The UK defense ministry has added seven new companies that will work on the country’s Future Combat Air System (FCAS) project.
Launched in 2018, the project to develop a next-generation fighter aircraft system is led by Team Tempest, a collaboration between BAE Systems, Leonardo UK, MBDA UK, and Rolls-Royce.
The addition of new companies was announced by UK defense secretary Ben Wallace at the virtual 2020 Farnborough International Airshow (FIA Connect). The newcomers include GEUK, GKN, Collins Aerospace, Martin Baker, QinetiQ, Bombardier and Thales UK, along with UK universities and SMEs. The companies will now seek opportunities to join forces on established projects and developments with the core Team Tempest partners.
“We are delighted to have signed the first phase of these new agreements, which are transforming our traditional relationships with partners,” BAE Systems’ manufacturing director Dave Holmes commented.
On the same day the UK defense ministry announced the expansion of Team Tempest, Swedish defense major Saab revealed it would invest £50 million into a new FCAS center in the United Kingdom that would serve as a hub for Sweden’s participation in the program.
The UK and Sweden signed a MoU on FCAS co-operation in July 2019. Saab is leading Sweden’s FCAS industrial participation in close co-operation with Sweden’s Ministry of Defence. In addition to Sweden, Italy disclosed its intention to join the project in 2019.
“Saab took the decision to create a new FCAS center so that we can further develop the close working relationship with the other FCAS industrial partners and the UK Ministry of Defence,” Saab’s Micael Johansson said.
The location of center is yet to be determined, Saab added.
Tempest fighter concept
FCAS is a £1.9bn project aimed at developing the next generation combat aircraft, known as Tempest, which will replace the Typhoon.
The project team is working on a portfolio of over sixty technology demonstrations spanning the breadth of combat air systems that will allow Tempest to be a capable fighter in an operating environment of the coming decades.
Like the Franco-German FCAS, Tempest is expected to employ unmanned aerial systems operating as swarm drones as an extension of the manned fighter.

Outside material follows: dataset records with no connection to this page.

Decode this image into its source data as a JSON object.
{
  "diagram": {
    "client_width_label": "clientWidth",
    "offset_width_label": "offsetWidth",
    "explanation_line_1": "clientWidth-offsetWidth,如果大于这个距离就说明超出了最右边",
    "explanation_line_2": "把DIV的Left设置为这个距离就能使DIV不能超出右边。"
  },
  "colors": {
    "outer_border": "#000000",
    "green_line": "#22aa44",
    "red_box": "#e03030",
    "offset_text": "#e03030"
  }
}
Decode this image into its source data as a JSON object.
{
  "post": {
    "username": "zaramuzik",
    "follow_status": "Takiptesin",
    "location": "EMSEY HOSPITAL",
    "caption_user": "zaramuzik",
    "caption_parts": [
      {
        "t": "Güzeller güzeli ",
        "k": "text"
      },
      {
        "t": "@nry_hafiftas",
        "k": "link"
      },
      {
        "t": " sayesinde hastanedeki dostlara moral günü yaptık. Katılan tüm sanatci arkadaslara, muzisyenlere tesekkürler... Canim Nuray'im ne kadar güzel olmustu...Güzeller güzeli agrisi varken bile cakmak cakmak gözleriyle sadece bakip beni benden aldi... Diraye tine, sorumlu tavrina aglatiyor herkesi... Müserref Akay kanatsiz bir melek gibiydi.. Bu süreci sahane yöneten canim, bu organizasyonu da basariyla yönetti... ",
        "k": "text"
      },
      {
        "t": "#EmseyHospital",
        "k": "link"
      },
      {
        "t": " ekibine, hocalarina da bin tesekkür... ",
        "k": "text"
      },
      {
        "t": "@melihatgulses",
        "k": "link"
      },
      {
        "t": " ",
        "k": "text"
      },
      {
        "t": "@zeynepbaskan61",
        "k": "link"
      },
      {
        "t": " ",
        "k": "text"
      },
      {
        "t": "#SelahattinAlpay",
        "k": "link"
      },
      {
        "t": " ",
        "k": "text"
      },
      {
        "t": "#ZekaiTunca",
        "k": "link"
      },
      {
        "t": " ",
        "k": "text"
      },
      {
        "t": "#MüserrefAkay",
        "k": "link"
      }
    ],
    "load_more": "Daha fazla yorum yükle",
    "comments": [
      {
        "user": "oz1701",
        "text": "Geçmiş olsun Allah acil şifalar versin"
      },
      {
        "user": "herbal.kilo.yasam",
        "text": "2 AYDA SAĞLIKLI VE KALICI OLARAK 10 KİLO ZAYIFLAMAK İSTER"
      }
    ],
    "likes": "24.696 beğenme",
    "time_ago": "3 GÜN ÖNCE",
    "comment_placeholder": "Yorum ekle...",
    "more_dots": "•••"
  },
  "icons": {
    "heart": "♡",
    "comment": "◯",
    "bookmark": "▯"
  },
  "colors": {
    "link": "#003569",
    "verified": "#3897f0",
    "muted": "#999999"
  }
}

BAE Systems will be responsible for combat air systems and integration, while power and propulsion systems are to be developed by Rolls-Royce. Leonardo will be in charge of advanced sensors, electronics and avionics, while MBDA will explore the deployment of a range of missile systems onboard the sixth-generation fighter.
The Royal Air Force hopes to introduce the first Tempest fighter to its fleet from 2035.